Der Bischof war irgendwie verlegen.

«Eigentlich ist dies die Aufgabe des amtierenden Predigers«, stellte er fest.»Thürcker vollzieht die Trauungen vortrefflich, hat auch ein besonders wohltönendes Organ.»

«Ich bitte Sie, eine Ausnahme zu machen«, bat Archilochos,»wenn ich jetzt schon Weltkirchenrat werden soll.»

«Hm. Glauben Sie, mit den gesetzlichen Formalitäten durchzukommen?«fragte der Bischof. Irgend etwas war ihm sichtlich peinlich.

«Ich werde Maître Dutour damit beauftragen.»

«Dann ja«, gab der Bischof endlich nach.»Sagen wir morgen, in der Heloisen-Kapelle, nachmittags um drei? Dürfte ich den Namen der Braut noch erfahren und ihre Personalien?»
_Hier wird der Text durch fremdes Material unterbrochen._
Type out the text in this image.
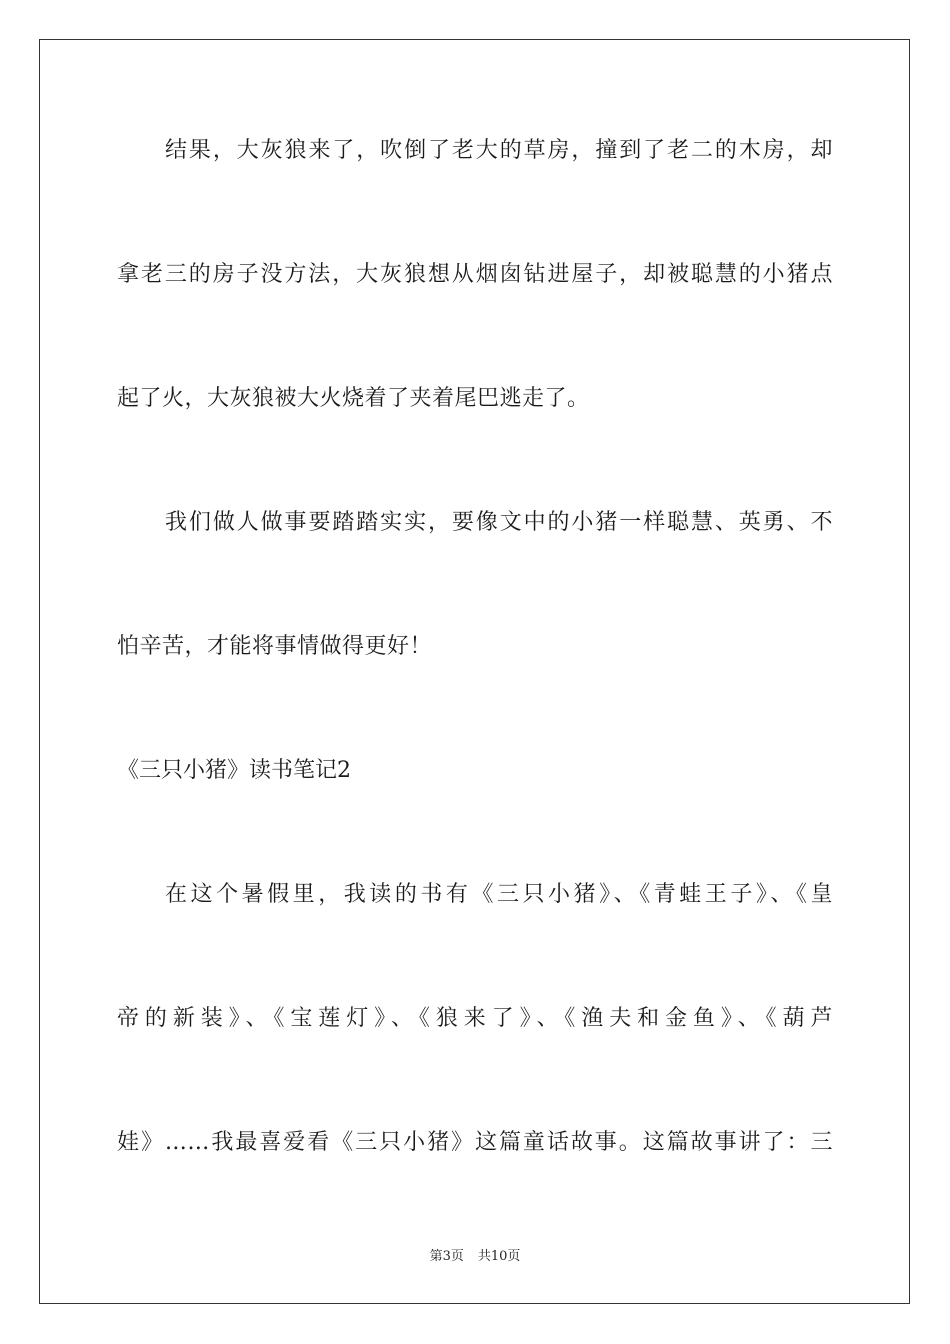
结果，大灰狼来了，吹倒了老大的草房，撞到了老二的木房，却
拿老三的房子没方法，大灰狼想从烟囱钻进屋子，却被聪慧的小猪点
起了火，大灰狼被大火烧着了夹着尾巴逃走了。
我们做人做事要踏踏实实，要像文中的小猪一样聪慧、英勇、不
怕辛苦，才能将事情做得更好！
《三只小猪》读书笔记2
在这个暑假里，我读的书有《三只小猪》、《青蛙王子》、《皇
帝的新装》、《宝莲灯》、《狼来了》、《渔夫和金鱼》、《葫芦
娃》……我最喜爱看《三只小猪》这篇童话故事。这篇故事讲了：三
第3页 共10页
Der Bischof notierte sich das Nötige.

«Herr Bischof«, sagte Archilochos,»meine beabsichtigte Heirat ist wohl ein zureichender Grund, Ihre Zeit in Anspruch zu nehmen, doch nicht der wichtigste, wenn ich so sagen darf, wenn es nicht ein Frevel ist, so was überhaupt auszusprechen, denn es kann doch nicht leicht etwas Wichtigeres geben, als die Verpflichtung einzugehen, mit einer Frau zusammenzusein ein Leben lang. Aber dennoch ist mir in dieser Stunde etwas noch viel wichtiger, weil es mir so schwer auf dem Herzen liegt.»

«Sprechen Sie sich aus, lieber Generaldirektor«, antwortete der Bischof freundlich.»Courage. Wälzen Sie sich Ihre Sorgen von der Seele, sei es nun eine menschliche oder eine allzumenschliche Last.»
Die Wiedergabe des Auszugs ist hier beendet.